Toyota recently revealed that it had suffered from a decade-long data breach, which has exposed information on more than 2 million vehicles. The customers affected by this breach are those who signed up for Toyota’s T-Connect network service between the beginning of 2012 until April 17. The exposed data includes registered email addresses, vehicle-unique chassis and navigation terminal numbers, vehicle locations, and videos from the vehicle’s “drive recorder”.
According to a report by TechCrunch, Toyota attributed the breach to poor security configurations in the cloud-based service, which allowed anyone to access data without a password. Though the issue was first noticed in April, the servers are now properly safeguarded.
The Toyota Connected service allows customers to receive assistance when required, determine the location of their vehicle, and receive service reminders. However, it does not reveal personally identifiable information. A company spokesperson commented that the problem lay in the way the cloud-based service was protected from external access.
To address such issues, Erfan Shadabi, a cybersecurity expert at comforte AG, emphasized the need for regular training sessions to instill best practices for cloud security, adopting data-centric security measures such as tokenization, adhering to the principles of Zero-trust when granting permissions and access rights to cloud resources, and following cloud service providers’ security guidelines and best practices to ensure a secure cloud environment.
Elliott Wilkes, the chief technology officer at Advanced Cyber Defence Systems (ACDS), suggested that the breach may have been compounded by the inadvertent posting of some source code from the company that was mistakenly posted in a public repository on GitHub, which contained privileged credentials. Wilkes proposed the use of a privileged access management solution that securely stores and utilizes credentials instead of having a software engineer store them insecurely.

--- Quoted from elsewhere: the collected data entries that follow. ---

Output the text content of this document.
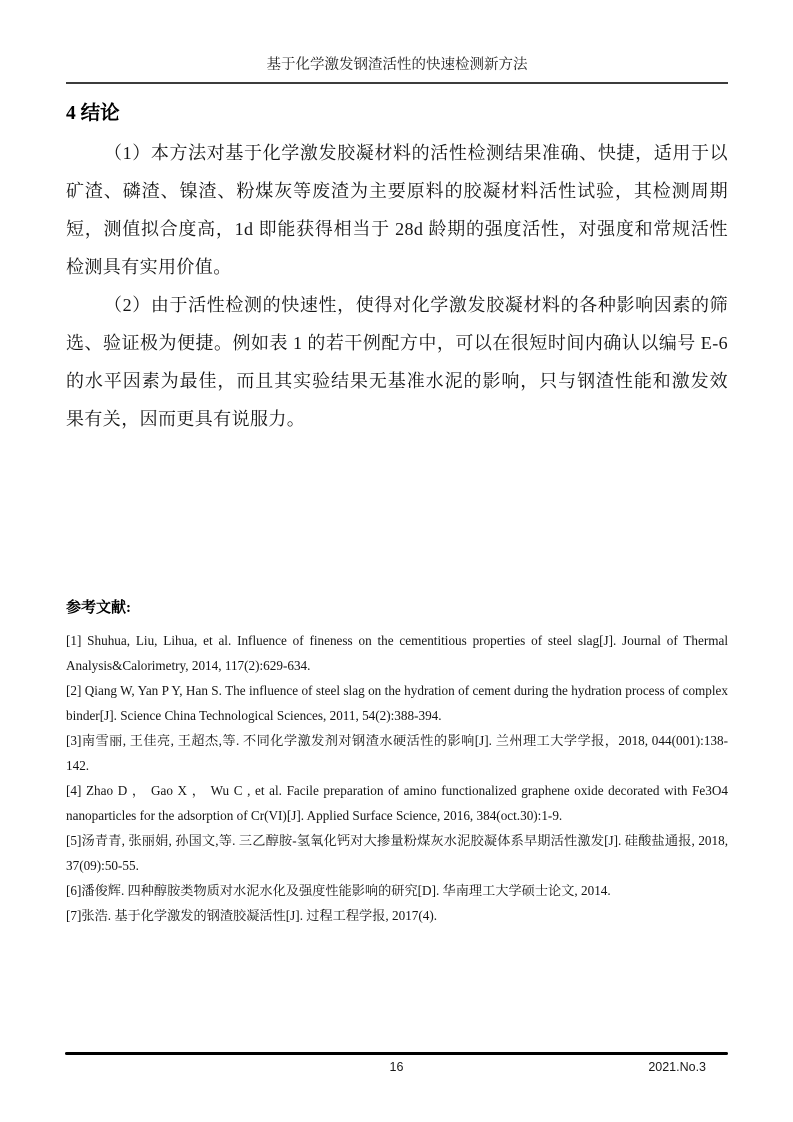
基于化学激发钢渣活性的快速检测新方法
4 结论

（1）本方法对基于化学激发胶凝材料的活性检测结果准确、快捷，适用于以矿渣、磷渣、镍渣、粉煤灰等废渣为主要原料的胶凝材料活性试验，其检测周期短，测值拟合度高，1d 即能获得相当于 28d 龄期的强度活性，对强度和常规活性检测具有实用价值。

（2）由于活性检测的快速性，使得对化学激发胶凝材料的各种影响因素的筛选、验证极为便捷。例如表 1 的若干例配方中，可以在很短时间内确认以编号 E-6 的水平因素为最佳，而且其实验结果无基准水泥的影响，只与钢渣性能和激发效果有关，因而更具有说服力。

参考文献:
[1] Shuhua, Liu, Lihua, et al. Influence of fineness on the cementitious properties of steel slag[J]. Journal of Thermal Analysis&Calorimetry, 2014, 117(2):629-634.
[2] Qiang W, Yan P Y, Han S. The influence of steel slag on the hydration of cement during the hydration process of complex binder[J]. Science China Technological Sciences, 2011, 54(2):388-394.
[3]南雪丽, 王佳亮, 王超杰,等. 不同化学激发剂对钢渣水硬活性的影响[J]. 兰州理工大学学报，2018, 044(001):138-142.
[4] Zhao D ， Gao X ， Wu C , et al. Facile preparation of amino functionalized graphene oxide decorated with Fe3O4 nanoparticles for the adsorption of Cr(VI)[J]. Applied Surface Science, 2016, 384(oct.30):1-9.
[5]汤青青, 张丽娟, 孙国文,等. 三乙醇胺-氢氧化钙对大掺量粉煤灰水泥胶凝体系早期活性激发[J]. 硅酸盐通报, 2018, 37(09):50-55.
[6]潘俊辉. 四种醇胺类物质对水泥水化及强度性能影响的研究[D]. 华南理工大学硕士论文, 2014.
[7]张浩. 基于化学激发的钢渣胶凝活性[J]. 过程工程学报, 2017(4).
16	2021.No.3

Wilkes also emphasized the need for regular auditing of cloud systems and reviewing default settings for software-as-a-service tools such as GitHub, as well as restricting developers and end-users from making insecure choices. He believes that government intervention may also be necessary to set standards for what good cybersecurity looks like, as the automotive industry, along with many other technologies and everyday consumer tools, is becoming increasingly connected to the internet.
In light of this breach, Toyota must take decisive action to ensure that its customers’ data is safe. The company should also collaborate with other automakers and industry experts to develop better cybersecurity practices and protocols to prevent future breaches.